Kahramanlarının olağanüstü eylemlerini coşkulu, törensel bir üslupla anlatan ve genellikle birkaç bölümden oluşan manzum yapıtlardır. Bilinen en eski edebiyat türlerinden biridir.

 Altay Dağları'nda söylenen yaratılış ve türeyiş destanları, değil yalnız Türklerin; bütün Orta Asya ile Sibirya'nın bile, en gelişmiş ve üzerinde ilgi ile durulan mitoloji verileridir.


Dünyayı kaplayan ilk okyanus


 Altay türklerinin bu efsanede adı geçen Tanrıları Bay-Ülgen, yaratıcı bir Tanrı idi. Kendisi yerle gök arasında, yüce Tanrının bir elçisi olarak bulunuyordu. Bu sebeple dünyayı yaratmadan önce, Büyük Tanrının kutsal bir ilhamı, 'Bay-Ülgen'in bütün varlığını sarmıştı. Çünkü o, dünyayı yaratmak için, Tanrı tarafından yeryüzüne gönderilmişti. Sadece su vardı. Ne gök ne yer henüz yoktu. Tanrı Ülgen bu suları birbirleriyle birleştirerek okyanusu yarattı.


İnsan balçıktan yaratılmıştı


 Altay efsanelerinde, büyük bir okyanusun ve suyun esas olmasına rağmen, onlara göre insanoğlu, sudan yaratılmamıştı: İnsanoğlu aslı yine topraktı.

 Tanrı Ülgen deniz üstünde gezerken yüzen bir kara parçası görür. Yaklaştığında toprağın üstünde balçığı farkeder. Düşünür ki bu insan olsun, o düşündükçe çamur insan suretine bürünür. Hikayenin devamında bu ilk insan olan erlik Ülgen'e ihanet edecektir. Bu noktada nur ile çamur arasındaki farka işaret vardır.

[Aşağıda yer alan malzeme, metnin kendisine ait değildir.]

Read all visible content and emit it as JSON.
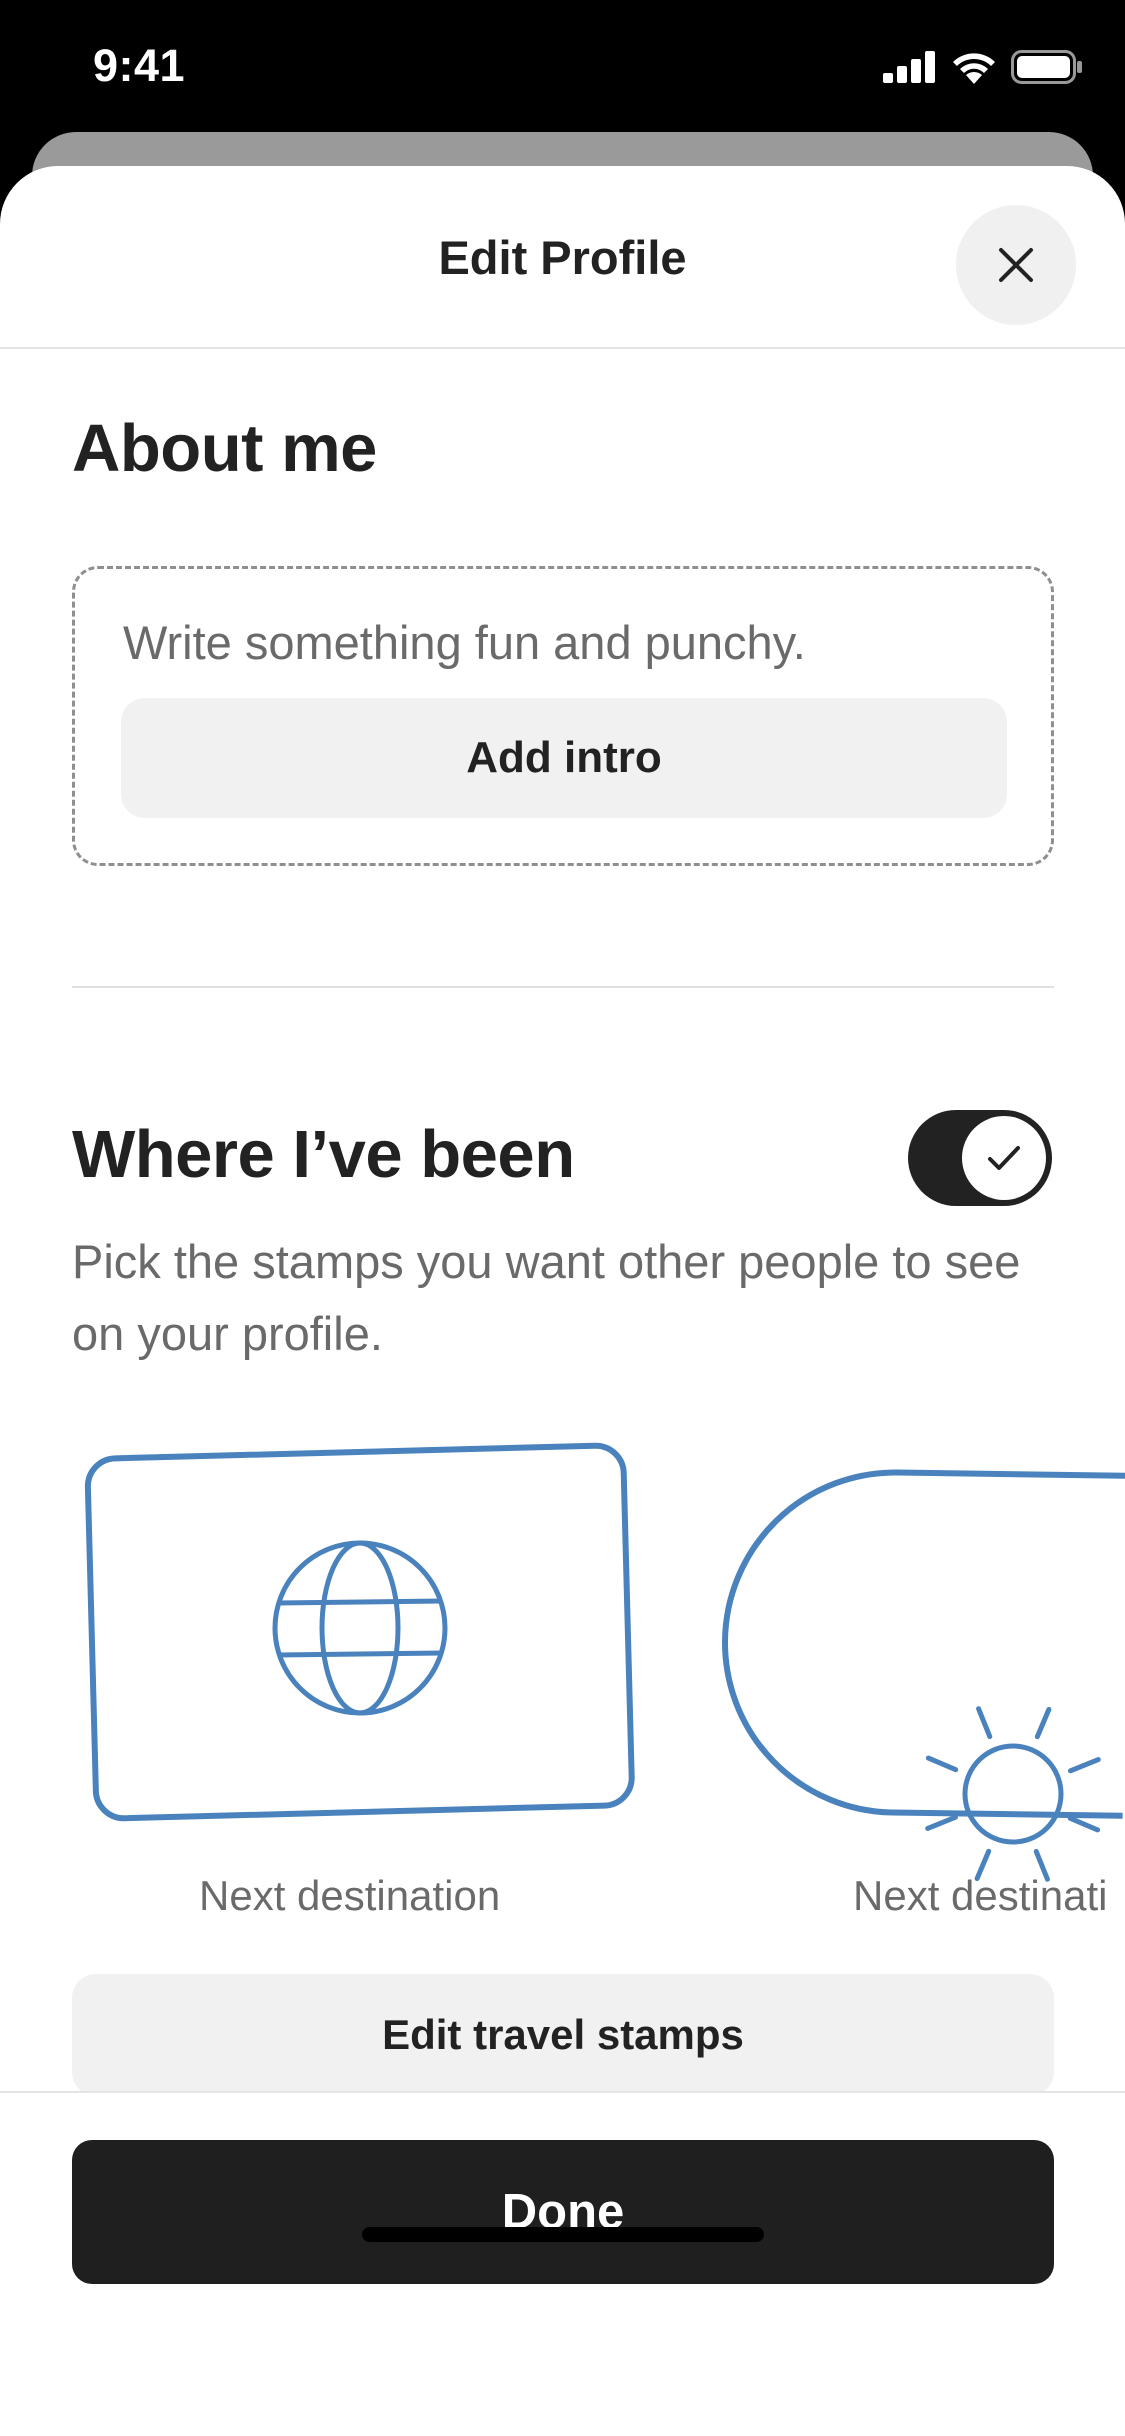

 İran mitolojisinde de ilk insan, kil dediğimiz yapışkan topraktan yapılmıştı. Onun için İranlılar ilk insana Kil Şah adını veriyorlardı. Türkler ise daha çok, balçık üzerinde durmuşlardı.

Yaratılış Destanı


 Daha hiç bir şey yokken Tanrı Kayra Han'la uçsuz bucaksız su vardı. Kayra Han'dan ve gören sudan başka görünen yoktu. Ay, yıldızlar, gök ve toprak yaratılmamıştı. Bütün Tanrıların en büyüğü, varlıkların başlangıcı ve insanoğullarının da ilk atası Tanrı Kayra Han'ın bu sade sudan âlemde canı sıkılıyordu. O yalnızlık içinde düşünürken suda bir dalga belirdi, Ak ana (Akine) denilen bir kadın hayali görünerek Tanrı'ya "Yarat! " dedi, yine suya gömüldü.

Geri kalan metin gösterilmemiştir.